Он накрыл ее руку своей. Ее пальцы отозвались дрожью, словно по ним пробежало электричество. Женщина сказала:
— Они не способны создать такое. — Потом добавила: — Они привели мой разум в смятение. Должно быть, это какое-то заклинание. Грандир очень силен — сильнее, чем мы предполагали. У меня есть защита, но она недостаточно мощная. Я недостаточно сильна… — Голос Кванжи Лей сорвался на шепот; жутко было слышать его из уст человека, который совсем недавно столь великолепно владел собой. Натан уже не понимал, с кем она разговаривает: с собой или все же с ним.
— Вы сильная, — сказал он, потрясенный произошедшей переменой. — Я вижу. Вы очень сильная. Как раз с вами все в порядке, а вот со мной — нет. Я не знаю, кто я — наверно, какой-нибудь урод. Я засыпаю, вижу сон — и вот я здесь. Сначала я был лишь невидимой мыслью, а теперь с каждым разом становлюсь все материальнее. Пожалуйста, расскажите мне о чаше. Скоро настанет время просыпаться, и тогда я уйду, так что…

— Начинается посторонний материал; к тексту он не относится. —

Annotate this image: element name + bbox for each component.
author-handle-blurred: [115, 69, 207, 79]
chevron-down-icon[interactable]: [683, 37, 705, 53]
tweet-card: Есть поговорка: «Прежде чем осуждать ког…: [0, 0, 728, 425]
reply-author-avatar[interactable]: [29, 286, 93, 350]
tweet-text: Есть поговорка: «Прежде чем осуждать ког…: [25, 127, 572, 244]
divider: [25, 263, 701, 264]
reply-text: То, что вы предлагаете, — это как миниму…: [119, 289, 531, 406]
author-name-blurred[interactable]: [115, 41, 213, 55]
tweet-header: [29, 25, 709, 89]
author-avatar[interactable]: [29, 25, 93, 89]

— Если ты реален, — рассудила женщина, — ты никак не сможешь уйти. Мы в Глубоком Заточении. Отсюда нет выхода. Никому еще не удавалось бежать из Ям.
— Вы так и не поняли. Для меня это сон. Я просто… исчезну…
Неожиданно Кванжи Лей одной рукой схватила Натана, притягивая к себе, а другой быстро провела по его лицу — ощупывая черты, как слепая.
— Ты кажешься слишком материальным, чтобы исчезнуть, — заключила она, — или же мои ощущения мне лгут. Ты не оборотень: у тебя человеческие глаза. Магией такого не добиться. Кто тобой управляет?
— Никто! — Натан пришел в отчаяние. Он уже чувствовал, как темнота рвется к нему, щекочет за пятки, разливается по сознанию.
— Похоже, ты сам веришь в то, что говоришь. Они обманули и тебя. Всегда есть тот, кто управляет…
И тут все закончилось. Он в последний раз глянул ей в лицо — губы ее приоткрылись от удивления; и образ ее растаял, раскололся; мальчика повлекло назад, за пределы света, разума, всего этого мира…
* * *
Натан проснулся дома, в собственной постели, обливаясь холодным потом; за окном едва занималось утро. Он все повторял и повторял ее имя — Кванжи, убеждая, моля пустую комнату.
* * *
— Скоро Грааль вернется домой, — сообщил Бартелми, — если точнее, в субботу. Подозреваю, что наш друг Джулиан Эпштейн вовсе не в восторге от этой идеи. Чашу повезут в опечатанном фургоне под охраной…
— Вооруженной? — восторженно спросил Натан. Они с Бартелми и Анни сидели в книжной лавке: взрослые на стульях, мальчик — примостившись на краю стола.
— Честно говоря, я не в курсе, — признался Бартелми. — Его везут в Торнхилл, где соберутся… м-м… главные участники спора: Ровена Торн, граф фон Гумбольдт и Алекс Бирнбаум. Ну и еще мы с Эриком.
— Мы тоже должны быть там, — сказал Натан. — Мы имеем к Граалю такое же отношение, как они.
— Несомненно. Только им об этом неизвестно, и я вовсе не намерен посвящать их во что бы то ни было, — резонно заметил Бартелми.
— Зачем это все фон Гумбольдту? — недоумевала Анни. — Что он надеется выиграть?
— Все не так просто, — пояснил Бартелми. — Подозреваю, Ровене удалось убедить его, что на таких условиях она сможет склонить Бирнбаума отозвать свое требование. Алекс с чрезвычайным почтением относится к историческому прошлому чаши, Удаче Торнов и всему прочему. Если он решит, что уступает чашу Ровене, то вполне может отказаться от претензий.
— Верно, — заметила Анни, — он впрямь способен так поступить.
— Ты общалась с ним больше нас. Как бы то ни было, фон Гумбольдт верит, что игра стоит свеч. Ровена позволила ему думать, что, как только Бирнбаум сойдет с дистанции, она согласится на продажу и последующий раздел выручки. Он во что бы то ни стало хочет избежать долгой, запутанной и дорогостоящей судебной тяжбы.
— Что вполне понятно, — согласилась Анни. — Но что задумала Ровена? Ведь она ни за что не согласилась бы продать чашу, разве нет? Быть не может, чтобы она всерьез планировала… О нет!